At its core, a service mesh is just a complicated, multi-tier, higher-level router and VPN. For TCP/IP routing there's lots of protocols, from the local level to LAN to WAN and beyond. Many of them are designed for specific use cases. But even so, traditional routers aren't centralized, they don't care what other routers they connect to, and they all speak common languages, transfer information, make independent decisions, and act in isolation. This is a really good design that I think service mesh should utilize.
I think what we really want from a service mesh is a router for applications with a standard protocol that doesn't share state (or at least, state is asynchronous and non-consistent, and only verified at the end of an operation, similar to IP routing). Additional features are needed, and those can be codified into the protocol. That would make the system more resilient to change and compatible with different products, rather than now where each service mesh software is basically a unique incompatible router and protocol.

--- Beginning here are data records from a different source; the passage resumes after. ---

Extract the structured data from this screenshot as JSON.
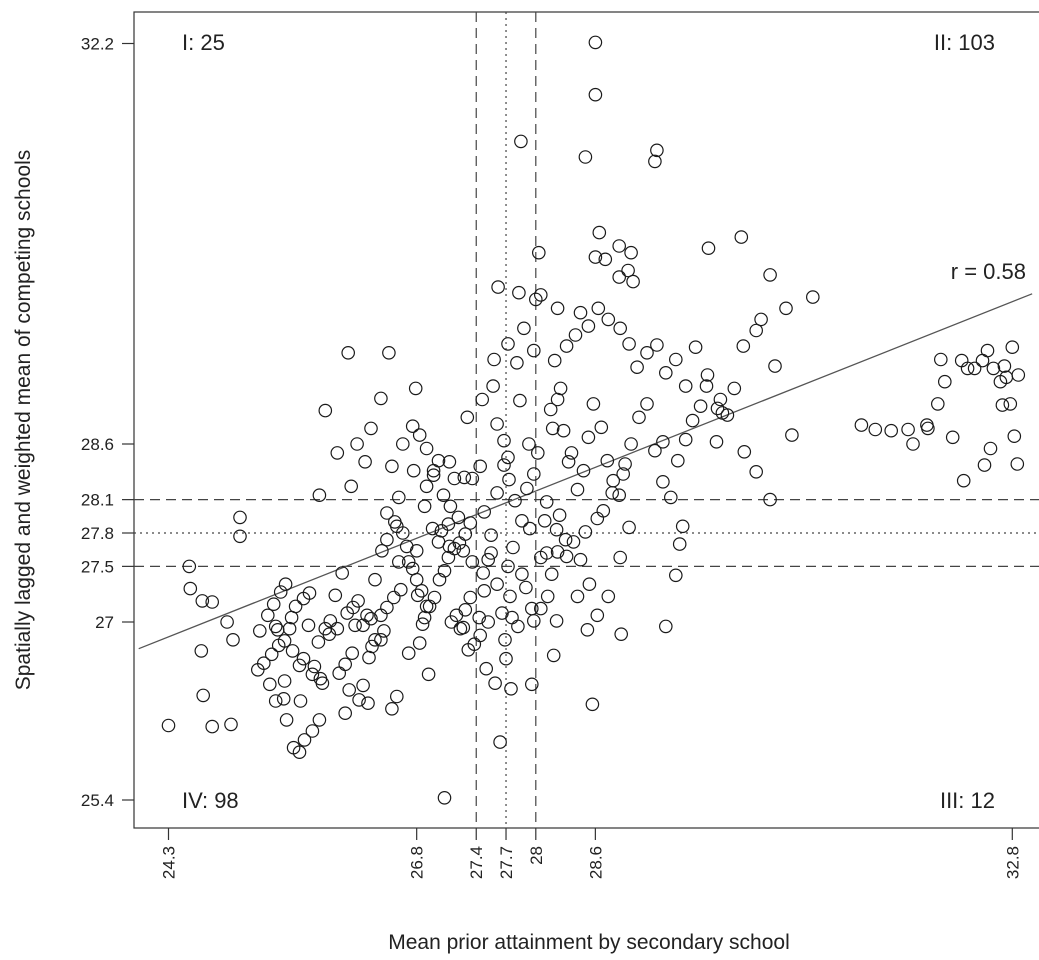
{
  "chart_data": {
    "type": "scatter",
    "title": "",
    "xlabel": "Mean prior attainment by secondary school",
    "ylabel": "Spatially lagged and weighted mean of competing schools",
    "xlim": [
      24.3,
      32.8
    ],
    "ylim": [
      25.4,
      32.2
    ],
    "x_ticks": [
      "24.3",
      "26.8",
      "27.4",
      "27.7",
      "28",
      "28.6",
      "32.8"
    ],
    "y_ticks": [
      "25.4",
      "27",
      "27.5",
      "27.8",
      "28.1",
      "28.6",
      "32.2"
    ],
    "grid": false,
    "correlation_label": "r =  0.58",
    "quadrant_labels": [
      {
        "id": "I",
        "text": "I:  25",
        "corner": "top-left"
      },
      {
        "id": "II",
        "text": "II:  103",
        "corner": "top-right"
      },
      {
        "id": "III",
        "text": "III:  12",
        "corner": "bottom-right"
      },
      {
        "id": "IV",
        "text": "IV:  98",
        "corner": "bottom-left"
      }
    ],
    "vertical_lines": [
      {
        "x": 27.4,
        "style": "dashed"
      },
      {
        "x": 27.7,
        "style": "dotted"
      },
      {
        "x": 28.0,
        "style": "dashed"
      }
    ],
    "horizontal_lines": [
      {
        "y": 28.1,
        "style": "dashed"
      },
      {
        "y": 27.8,
        "style": "dotted"
      },
      {
        "y": 27.5,
        "style": "dashed"
      }
    ],
    "regression_line": {
      "x": [
        24.0,
        33.0
      ],
      "y": [
        26.76,
        29.95
      ]
    },
    "points": [
      [
        24.3,
        26.07
      ],
      [
        24.65,
        26.34
      ],
      [
        24.74,
        26.06
      ],
      [
        24.93,
        26.08
      ],
      [
        24.63,
        26.74
      ],
      [
        24.64,
        27.19
      ],
      [
        24.89,
        27.0
      ],
      [
        25.02,
        27.77
      ],
      [
        25.02,
        27.94
      ],
      [
        25.2,
        26.57
      ],
      [
        25.26,
        26.63
      ],
      [
        25.32,
        26.44
      ],
      [
        25.46,
        26.31
      ],
      [
        25.49,
        26.12
      ],
      [
        25.56,
        25.87
      ],
      [
        25.62,
        25.83
      ],
      [
        25.38,
        26.29
      ],
      [
        25.47,
        26.47
      ],
      [
        25.34,
        26.71
      ],
      [
        25.41,
        26.79
      ],
      [
        25.47,
        26.83
      ],
      [
        25.52,
        26.94
      ],
      [
        25.54,
        27.04
      ],
      [
        25.58,
        27.14
      ],
      [
        25.66,
        27.21
      ],
      [
        25.72,
        27.26
      ],
      [
        25.38,
        26.96
      ],
      [
        25.36,
        27.16
      ],
      [
        25.43,
        27.27
      ],
      [
        25.48,
        27.34
      ],
      [
        25.71,
        26.97
      ],
      [
        25.77,
        26.6
      ],
      [
        25.63,
        26.29
      ],
      [
        25.66,
        26.67
      ],
      [
        25.81,
        26.82
      ],
      [
        25.88,
        26.94
      ],
      [
        25.93,
        27.01
      ],
      [
        25.67,
        25.94
      ],
      [
        25.83,
        26.49
      ],
      [
        26.02,
        26.54
      ],
      [
        26.08,
        26.62
      ],
      [
        26.12,
        26.39
      ],
      [
        26.15,
        26.72
      ],
      [
        26.22,
        26.3
      ],
      [
        26.26,
        26.43
      ],
      [
        26.31,
        26.27
      ],
      [
        26.32,
        26.68
      ],
      [
        26.35,
        26.78
      ],
      [
        26.38,
        26.84
      ],
      [
        25.92,
        26.89
      ],
      [
        26.0,
        26.94
      ],
      [
        25.98,
        27.24
      ],
      [
        26.05,
        27.44
      ],
      [
        26.1,
        27.08
      ],
      [
        26.16,
        27.13
      ],
      [
        26.21,
        27.19
      ],
      [
        26.26,
        26.97
      ],
      [
        26.3,
        27.06
      ],
      [
        25.75,
        26.02
      ],
      [
        25.82,
        26.12
      ],
      [
        26.08,
        26.18
      ],
      [
        26.44,
        26.84
      ],
      [
        26.47,
        26.92
      ],
      [
        26.55,
        26.22
      ],
      [
        26.6,
        26.33
      ],
      [
        26.72,
        26.72
      ],
      [
        26.83,
        26.81
      ],
      [
        26.92,
        26.53
      ],
      [
        26.45,
        27.64
      ],
      [
        26.5,
        27.74
      ],
      [
        26.38,
        27.38
      ],
      [
        26.62,
        27.54
      ],
      [
        26.7,
        27.68
      ],
      [
        26.76,
        27.48
      ],
      [
        26.81,
        27.24
      ],
      [
        26.86,
        26.98
      ],
      [
        26.88,
        27.04
      ],
      [
        26.93,
        27.14
      ],
      [
        26.98,
        27.22
      ],
      [
        27.03,
        27.38
      ],
      [
        27.08,
        27.46
      ],
      [
        27.12,
        27.58
      ],
      [
        27.18,
        27.66
      ],
      [
        27.23,
        27.71
      ],
      [
        27.29,
        27.79
      ],
      [
        27.34,
        27.89
      ],
      [
        27.05,
        27.82
      ],
      [
        27.12,
        27.88
      ],
      [
        27.22,
        27.94
      ],
      [
        27.15,
        27.0
      ],
      [
        27.2,
        27.06
      ],
      [
        27.27,
        26.95
      ],
      [
        27.32,
        26.75
      ],
      [
        27.38,
        26.8
      ],
      [
        27.43,
        27.04
      ],
      [
        27.44,
        26.88
      ],
      [
        27.48,
        27.28
      ],
      [
        27.52,
        27.56
      ],
      [
        27.55,
        27.78
      ],
      [
        27.61,
        27.34
      ],
      [
        27.66,
        27.08
      ],
      [
        27.69,
        26.84
      ],
      [
        27.74,
        27.23
      ],
      [
        27.77,
        27.67
      ],
      [
        27.82,
        26.96
      ],
      [
        27.86,
        27.43
      ],
      [
        27.9,
        27.31
      ],
      [
        27.96,
        27.12
      ],
      [
        27.98,
        27.01
      ],
      [
        27.94,
        27.84
      ],
      [
        26.58,
        27.9
      ],
      [
        26.8,
        27.64
      ],
      [
        26.96,
        27.84
      ],
      [
        27.14,
        28.04
      ],
      [
        27.18,
        28.29
      ],
      [
        27.36,
        28.29
      ],
      [
        27.48,
        27.99
      ],
      [
        27.61,
        28.16
      ],
      [
        27.68,
        28.41
      ],
      [
        27.73,
        28.28
      ],
      [
        27.79,
        28.09
      ],
      [
        27.86,
        27.91
      ],
      [
        27.91,
        28.2
      ],
      [
        27.98,
        28.33
      ],
      [
        27.93,
        28.6
      ],
      [
        27.84,
        28.99
      ],
      [
        27.72,
        29.5
      ],
      [
        27.57,
        29.12
      ],
      [
        27.81,
        29.33
      ],
      [
        27.98,
        29.44
      ],
      [
        28.15,
        28.91
      ],
      [
        28.25,
        29.1
      ],
      [
        28.28,
        28.72
      ],
      [
        28.36,
        28.52
      ],
      [
        28.42,
        28.19
      ],
      [
        28.48,
        28.36
      ],
      [
        28.53,
        28.66
      ],
      [
        28.58,
        28.96
      ],
      [
        28.66,
        28.75
      ],
      [
        28.72,
        28.45
      ],
      [
        28.78,
        28.27
      ],
      [
        28.84,
        28.14
      ],
      [
        28.9,
        28.42
      ],
      [
        28.96,
        28.6
      ],
      [
        29.04,
        28.84
      ],
      [
        29.12,
        28.96
      ],
      [
        29.2,
        28.54
      ],
      [
        29.28,
        28.26
      ],
      [
        29.36,
        28.12
      ],
      [
        29.43,
        28.45
      ],
      [
        29.51,
        28.64
      ],
      [
        29.58,
        28.81
      ],
      [
        29.66,
        28.94
      ],
      [
        29.72,
        29.12
      ],
      [
        29.82,
        28.62
      ],
      [
        29.88,
        28.88
      ],
      [
        30.0,
        29.1
      ],
      [
        30.1,
        28.53
      ],
      [
        30.22,
        28.35
      ],
      [
        30.36,
        28.1
      ],
      [
        30.41,
        29.3
      ],
      [
        30.58,
        28.68
      ],
      [
        29.48,
        27.86
      ],
      [
        29.45,
        27.7
      ],
      [
        29.41,
        27.42
      ],
      [
        29.28,
        28.62
      ],
      [
        28.94,
        27.85
      ],
      [
        28.85,
        27.58
      ],
      [
        28.73,
        27.23
      ],
      [
        28.62,
        27.06
      ],
      [
        28.52,
        26.93
      ],
      [
        28.45,
        27.56
      ],
      [
        28.38,
        27.72
      ],
      [
        28.22,
        27.63
      ],
      [
        28.16,
        27.43
      ],
      [
        28.12,
        27.23
      ],
      [
        28.05,
        27.12
      ],
      [
        28.09,
        27.91
      ],
      [
        28.21,
        27.83
      ],
      [
        28.3,
        27.74
      ],
      [
        28.5,
        27.81
      ],
      [
        28.54,
        27.34
      ],
      [
        28.62,
        27.93
      ],
      [
        28.68,
        28.0
      ],
      [
        28.77,
        28.16
      ],
      [
        28.88,
        28.33
      ],
      [
        28.02,
        28.52
      ],
      [
        28.11,
        28.08
      ],
      [
        28.24,
        27.96
      ],
      [
        28.33,
        28.44
      ],
      [
        28.17,
        28.74
      ],
      [
        28.22,
        29.0
      ],
      [
        28.19,
        29.35
      ],
      [
        28.31,
        29.48
      ],
      [
        28.4,
        29.58
      ],
      [
        28.53,
        29.66
      ],
      [
        28.63,
        29.82
      ],
      [
        28.73,
        29.72
      ],
      [
        28.85,
        29.64
      ],
      [
        28.94,
        29.5
      ],
      [
        29.02,
        29.29
      ],
      [
        29.12,
        29.42
      ],
      [
        29.22,
        29.49
      ],
      [
        29.31,
        29.24
      ],
      [
        29.41,
        29.36
      ],
      [
        29.51,
        29.12
      ],
      [
        29.61,
        29.47
      ],
      [
        29.73,
        29.22
      ],
      [
        29.86,
        29.0
      ],
      [
        30.09,
        29.48
      ],
      [
        30.22,
        29.62
      ],
      [
        30.27,
        29.72
      ],
      [
        30.52,
        29.82
      ],
      [
        30.79,
        29.92
      ],
      [
        28.84,
        30.1
      ],
      [
        28.93,
        30.16
      ],
      [
        28.98,
        30.06
      ],
      [
        28.6,
        30.28
      ],
      [
        28.64,
        30.5
      ],
      [
        28.5,
        31.18
      ],
      [
        28.7,
        30.26
      ],
      [
        28.84,
        30.38
      ],
      [
        28.96,
        30.32
      ],
      [
        29.22,
        31.24
      ],
      [
        29.74,
        30.36
      ],
      [
        30.07,
        30.46
      ],
      [
        30.36,
        30.12
      ],
      [
        28.03,
        30.32
      ],
      [
        27.88,
        29.64
      ],
      [
        27.83,
        29.96
      ],
      [
        28.0,
        29.9
      ],
      [
        28.05,
        29.94
      ],
      [
        28.45,
        29.78
      ],
      [
        28.22,
        29.82
      ],
      [
        27.62,
        30.01
      ],
      [
        27.85,
        31.32
      ],
      [
        28.6,
        31.74
      ],
      [
        28.6,
        32.21
      ],
      [
        29.2,
        31.14
      ],
      [
        26.88,
        28.04
      ],
      [
        26.9,
        28.22
      ],
      [
        26.97,
        28.32
      ],
      [
        27.02,
        28.45
      ],
      [
        26.62,
        28.12
      ],
      [
        26.77,
        28.36
      ],
      [
        26.34,
        28.74
      ],
      [
        26.44,
        29.01
      ],
      [
        26.55,
        28.4
      ],
      [
        26.66,
        28.6
      ],
      [
        26.76,
        28.76
      ],
      [
        26.83,
        28.68
      ],
      [
        27.28,
        28.3
      ],
      [
        27.44,
        28.4
      ],
      [
        26.11,
        29.42
      ],
      [
        26.52,
        29.42
      ],
      [
        26.79,
        29.1
      ],
      [
        27.58,
        29.36
      ],
      [
        26.9,
        28.56
      ],
      [
        26.97,
        28.36
      ],
      [
        27.07,
        28.14
      ],
      [
        27.13,
        28.44
      ],
      [
        27.31,
        28.84
      ],
      [
        27.46,
        29.0
      ],
      [
        27.61,
        28.78
      ],
      [
        27.68,
        28.63
      ],
      [
        27.72,
        28.48
      ],
      [
        26.5,
        27.98
      ],
      [
        26.6,
        27.86
      ],
      [
        26.66,
        27.8
      ],
      [
        26.72,
        27.54
      ],
      [
        26.8,
        27.38
      ],
      [
        26.85,
        27.28
      ],
      [
        26.9,
        27.14
      ],
      [
        25.82,
        28.14
      ],
      [
        26.2,
        28.6
      ],
      [
        26.28,
        28.44
      ],
      [
        25.88,
        28.9
      ],
      [
        26.0,
        28.52
      ],
      [
        26.14,
        28.22
      ],
      [
        24.51,
        27.5
      ],
      [
        24.52,
        27.3
      ],
      [
        24.74,
        27.18
      ],
      [
        24.95,
        26.84
      ],
      [
        25.22,
        26.92
      ],
      [
        25.3,
        27.06
      ],
      [
        25.4,
        26.93
      ],
      [
        25.55,
        26.74
      ],
      [
        25.62,
        26.61
      ],
      [
        25.75,
        26.53
      ],
      [
        25.85,
        26.45
      ],
      [
        26.18,
        26.97
      ],
      [
        26.34,
        27.03
      ],
      [
        26.44,
        27.06
      ],
      [
        26.5,
        27.13
      ],
      [
        26.57,
        27.22
      ],
      [
        26.64,
        27.29
      ],
      [
        27.24,
        26.94
      ],
      [
        27.29,
        27.11
      ],
      [
        27.34,
        27.22
      ],
      [
        27.5,
        26.58
      ],
      [
        27.59,
        26.45
      ],
      [
        27.7,
        26.67
      ],
      [
        27.75,
        26.4
      ],
      [
        27.64,
        25.92
      ],
      [
        27.96,
        26.44
      ],
      [
        28.18,
        26.7
      ],
      [
        28.57,
        26.26
      ],
      [
        28.86,
        26.89
      ],
      [
        29.31,
        26.96
      ],
      [
        28.21,
        27.01
      ],
      [
        27.08,
        25.42
      ],
      [
        31.28,
        28.77
      ],
      [
        31.42,
        28.73
      ],
      [
        31.58,
        28.72
      ],
      [
        31.75,
        28.73
      ],
      [
        31.94,
        28.77
      ],
      [
        32.08,
        29.36
      ],
      [
        32.29,
        29.35
      ],
      [
        32.35,
        29.28
      ],
      [
        32.42,
        29.28
      ],
      [
        32.5,
        29.35
      ],
      [
        32.55,
        29.44
      ],
      [
        32.61,
        29.28
      ],
      [
        32.68,
        29.16
      ],
      [
        32.72,
        29.3
      ],
      [
        32.74,
        29.2
      ],
      [
        32.8,
        29.47
      ],
      [
        32.78,
        28.96
      ],
      [
        32.7,
        28.95
      ],
      [
        32.82,
        28.67
      ],
      [
        32.85,
        28.42
      ],
      [
        32.86,
        29.22
      ],
      [
        32.12,
        29.16
      ],
      [
        32.2,
        28.66
      ],
      [
        32.31,
        28.27
      ],
      [
        32.52,
        28.41
      ],
      [
        32.58,
        28.56
      ],
      [
        31.8,
        28.6
      ],
      [
        31.95,
        28.74
      ],
      [
        32.05,
        28.96
      ],
      [
        29.83,
        28.92
      ],
      [
        29.93,
        28.86
      ],
      [
        28.31,
        27.59
      ],
      [
        28.42,
        27.23
      ],
      [
        27.55,
        27.62
      ],
      [
        27.47,
        27.44
      ],
      [
        27.52,
        27.0
      ],
      [
        27.76,
        27.04
      ],
      [
        27.72,
        27.5
      ],
      [
        27.36,
        27.54
      ],
      [
        27.27,
        27.64
      ],
      [
        27.13,
        27.68
      ],
      [
        27.02,
        27.72
      ],
      [
        28.05,
        27.58
      ],
      [
        28.11,
        27.62
      ]
    ]
  }
}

For someone who has no idea what most of this means is there some place to get started understanding this stuff ?
No, it is not.
> Istio was designed to work with Kubernetes; and if you want to use it outside of Kubernetes, you will need to run an instance of the Kubernetes API server (and a supporting etcd service).
Istio is used in Cloud Foundry without needing a Kubernetes master.
I tried to read a few articles on service mesh but then still don’t understand what it tries to solve. Is it just another niche technology (I.e nodejs ecosystem)?
It solves the team / management problem,that for example.you have five teams and five to eight micro services. Maybe even more by pulling data from outside sources.
Those five teams iterate over there service and product. And maybe even the outside service iterates there product.
How do you make sure that everyone is on the same page and is using the right version and that the right service talks to the rights service in the right way? Especially the outside service for example?
Basically you're running the load balancer on the same node as your app instead of running it centrally. If you have 200 nodes each with 1gbit then your load balancer needs to have at least two 200gbit network cards. The service mesh just lets service A nodes talk to individual service B nodes directly which means each node only needs 1gbit. Do you have this problem? I doubt it and even if you do there are lots of hardware/cloud companies willing to take your money in exchange for solving your problem without changing the software.
I work mostly in JS these days. I would just like to say, it’s funny to read something like this and reflect on frontend development’s reputation for constant churn, always new tools to solve old problems.
While this article does a good job of describing why these services came to be (and the ways in which they are better than what came before), I wonder how many of them didn’t exist 5 years ago, or weren’t in common usage then?
Maybe our worlds are not so different.